As this is written, the price of oil hovers near $120/barrel. It’s likely headed higher, and the only ones happy about it are big oil, commodities speculators and OPEC.
In a recent opinion piece in The New York Times, columnist Thomas Friedman weighed in on the topic of U.S. energy policy—or, more precisely, the lack thereof. Taking on topics ranging from the proposed federal gasoline tax holiday to the failure of Congress to extend investment tax credits for alternative energy development, Friedman concludes that the U.S. has no coherent energy strategy.
He’s absolutely right, of course. Where he’s wrong is in his primary focus on our lack of development of alternative energy sources.
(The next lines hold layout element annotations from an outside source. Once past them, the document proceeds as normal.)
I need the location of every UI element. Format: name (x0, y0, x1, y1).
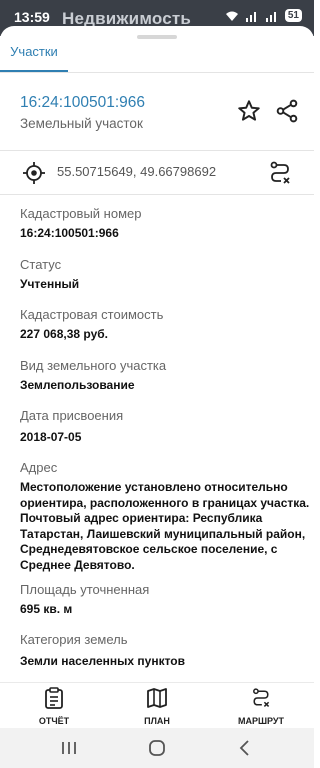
recent-apps-icon[interactable] (60, 738, 78, 758)
wifi-icon (225, 11, 238, 21)
status-time: 13:59 (14, 9, 50, 25)
field-value-address: Местоположение установлено относительно … (20, 480, 310, 572)
report-icon (45, 687, 63, 709)
share-icon[interactable] (274, 98, 300, 124)
field-label-area: Площадь уточненная (20, 582, 150, 597)
field-value-assignment-date: 2018-07-05 (20, 430, 82, 444)
nav-report[interactable]: ОТЧЁТ (36, 687, 72, 726)
nav-report-label: ОТЧЁТ (38, 716, 70, 726)
field-label-status: Статус (20, 257, 62, 272)
divider (0, 150, 314, 151)
field-value-area: 695 кв. м (20, 602, 73, 616)
field-label-address: Адрес (20, 460, 58, 475)
divider (0, 194, 314, 195)
parcel-type: Земельный участок (20, 116, 143, 131)
field-label-land-category: Категория земель (20, 632, 128, 647)
field-label-assignment-date: Дата присвоения (20, 408, 124, 423)
field-value-cadastral-value: 227 068,38 руб. (20, 327, 108, 341)
field-label-land-type: Вид земельного участка (20, 358, 167, 373)
status-icons: 51 (225, 9, 302, 22)
map-icon (147, 688, 167, 708)
location-target-icon[interactable] (22, 161, 46, 185)
favorite-star-icon[interactable] (236, 98, 262, 124)
cadastral-number-title: 16:24:100501:966 (20, 94, 145, 111)
drag-handle[interactable] (137, 35, 177, 39)
field-value-land-category: Земли населенных пунктов (20, 654, 186, 668)
field-value-cadastral-number: 16:24:100501:966 (20, 226, 119, 240)
system-navigation-bar (0, 728, 314, 768)
battery-indicator: 51 (284, 9, 302, 22)
tab-parcels[interactable]: Участки (0, 44, 68, 70)
signal-icon (245, 11, 256, 22)
nav-route-label: МАРШРУТ (237, 716, 285, 726)
signal-icon (265, 11, 276, 22)
nav-plan-label: ПЛАН (144, 716, 170, 726)
nav-plan[interactable]: ПЛАН (139, 687, 175, 726)
field-label-cadastral-number: Кадастровый номер (20, 206, 142, 221)
back-icon[interactable] (236, 738, 254, 758)
home-icon[interactable] (147, 738, 167, 758)
field-label-cadastral-value: Кадастровая стоимость (20, 307, 164, 322)
field-value-status: Учтенный (20, 277, 80, 291)
bottom-navigation: ОТЧЁТ ПЛАН МАРШРУТ (0, 682, 314, 729)
field-value-land-type: Землепользование (20, 378, 135, 392)
route-icon (253, 688, 270, 708)
nav-route[interactable]: МАРШРУТ (234, 687, 288, 726)
bottom-sheet: Участки 16:24:100501:966 Земельный участ… (0, 26, 314, 686)
divider (0, 72, 314, 73)
coordinates-text[interactable]: 55.50715649, 49.66798692 (57, 164, 216, 179)
route-icon[interactable] (268, 160, 292, 186)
Don’t get me wrong—solar and wind power are great, as far as they go. Unfortunately, that’s not very far. And, as Friedman points out, we are not incentivizing U.S. companies to invest in alternative energy R&D or manufacturing.
But Friedman drops the ball by failing to mention some of the many ways we could address the supply side of our energy equation. A prime example would be opening up more federal land to drilling for oil and natural gas, whether it’s in the Alaska National Wildlife Refuge (ANWR) or offshore on the west or east coasts and in the Gulf of Mexico. According to Paul Cicio, president of the Industrial Energy Consumers of America (www.ieca-us.com), natural gas production in the U.S. has remained essentially flat since 2000 while consumption has increased 9.8%. This while reserves of trillions of cubic feet of natural gas lie offshore and in other areas.
Cicio says the same situation applies to oil consumption and to electricity use, both of which continue to increase while we do essentially nothing to develop new sources of domestic supply, whether it be nuclear plants for electricity generation or more exploration and drilling of known oil reserves.
And if government policies of not-so-benign neglect aren’t bad enough, a bill currently moving through Senate may make things far worse. Euphemistically titled “America’s Climate Security Act,” S.2191 would regulate emissions of all major greenhouse gases for oil refineries, natural gas processing facilities, electric utilities and industrial users.
Provision of the bill would take effect in 2012 and include ongoing reductions in greenhouse gas emissions, with the eventual goal of cutting emissions to 65% below 1990 levels by the year 2050. An admirable goal, but unrealistic: Cicio says the bill as written will weaken economic growth, increase energy costs and price volatility, and provide more incentive to move manufacturing from the U.S.
On second thought, maybe neglect—benign or not—is not so bad.
It’s tempting to chalk up the gridlock on energy to election-year politics. The sad reality is, however, that the U.S. has had no coherent strategy to reduce demand and pump up domestic supply for…well, forever, I think. Or at least since World War II.
Friedman summed up the situation pretty well: “The…biggest energy crisis we have in our country today is the energy to be serious—the energy to do big things in a sustained, focused and intelligent way. We are in the midst of a national political brownout,” he concluded.
Again, absolutely right, and unless something is done to make better use of the energy resources we have here in the U.S., manufacturers and consumers are in for a long, bumpy ride.